Voilà pour le fond, la démarche. Sur la forme, il y a cette filiation revendiquée : « Je suis un enfant de Jimi Hendrix et de son énergie », affirme le natif de Lomé, la capitale togolaise. À l’origine, la prestation mémorable de l’Américain durant son Live at Monterey diffusé à la télé locale en 1986. Hendrix se roule par terre, joue avec les dents, brule son instrument… « Je ne l’oublierai jamais. Ça m’a percuté avec une intensité que j’ai encore du mal à définir. J’étais autant traumatisé que fasciné par le personnage », se souvient Amen. Le garçon de neuf ans n’en dort pas de la nuit. Le lendemain, il fabrique sa propre guitare « avec un câble de frein, une tige et une boite de lait », et s’imagine dans la peau de l’auteur d’Electric Ladyland (un titre qui lui a inspiré l’album Electric Togoland, paru en 2017).

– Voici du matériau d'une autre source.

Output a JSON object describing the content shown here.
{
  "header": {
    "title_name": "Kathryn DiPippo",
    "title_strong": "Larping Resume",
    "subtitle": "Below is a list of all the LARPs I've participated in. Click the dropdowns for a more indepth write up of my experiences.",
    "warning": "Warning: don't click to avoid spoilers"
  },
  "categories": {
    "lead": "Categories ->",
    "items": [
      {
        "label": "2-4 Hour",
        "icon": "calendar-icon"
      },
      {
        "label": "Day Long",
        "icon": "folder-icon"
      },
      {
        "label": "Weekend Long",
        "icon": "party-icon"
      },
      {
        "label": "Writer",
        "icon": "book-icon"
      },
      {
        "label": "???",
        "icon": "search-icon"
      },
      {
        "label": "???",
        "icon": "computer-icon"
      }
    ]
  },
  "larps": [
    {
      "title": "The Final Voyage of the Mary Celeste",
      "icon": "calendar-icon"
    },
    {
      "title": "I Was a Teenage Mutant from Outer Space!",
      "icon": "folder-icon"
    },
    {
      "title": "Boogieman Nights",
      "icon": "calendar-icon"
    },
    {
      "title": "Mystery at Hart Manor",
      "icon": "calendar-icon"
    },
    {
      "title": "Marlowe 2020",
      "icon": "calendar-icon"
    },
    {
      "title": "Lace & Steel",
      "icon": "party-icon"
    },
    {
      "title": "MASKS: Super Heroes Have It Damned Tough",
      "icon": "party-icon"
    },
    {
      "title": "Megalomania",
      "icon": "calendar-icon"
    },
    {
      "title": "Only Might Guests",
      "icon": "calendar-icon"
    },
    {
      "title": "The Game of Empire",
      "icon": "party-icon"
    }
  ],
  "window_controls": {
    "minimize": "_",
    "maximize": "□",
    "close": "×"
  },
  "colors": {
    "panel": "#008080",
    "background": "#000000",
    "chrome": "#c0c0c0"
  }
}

Chaque fois que la « vraie » guitare qui fait le tour du quartier et qu’on se passe de maison en maison arrive chez lui, il ne la lâche pas durant ces quelques heures si précieuses. Le souvenir d’un grand frère musicien, populaire, très influencé par Bob Marley et décédé en 1989, alimente sa flamme. Il est encore au lycée quand il fait ses débuts professionnels avec le rockeur bluesman togolais Jimi Hope, son « mentor ». À la même époque, il lui arrive de se rendre au club So What à Cotonou, au Bénin, où joue Patrick Ruffino, avec lequel il va entretenir une complicité musicale de longue date.

Chez lui, il se fait rapidement un nom et s’illustre notamment aux côtés de King Mensah, l’un des chanteurs les plus en vue du pays. Avec son groupe Maleeka, en compagnie duquel il enregistre son premier album au début des années 2000, son répertoire se situe déjà entre le rock et l’Afrique. Une fois ses bagages posés en France, son univers se diversifie au contact de Richard Bohringer, Keziah Jones (invité sur l’album), Matthieu Chédid ou encore Angélique Kidjo, qu’il voit comme une des artistes emblématiques de l’Afrique.

À Paris, il est souvent contacté « parce qu’on a besoin d’un guitariste qui apporte une couleur africaine ». Difficile d’échapper aux clichés. Alors, il commence par donner ce qu’on attend de lui. Mais très vite, au fil des séances de studio, celui qui aime utiliser comme « signature musicale » (ici sur Back Home) le principe de stéréo sur les guitares, emprunté à son modèle Hendrix, fait d’autres propositions. « Au final, ils se rendent compte qu’ils ont eu un guitariste rock », s’amuse-t-il, conscient que son pouvoir de conviction tient en six cordes.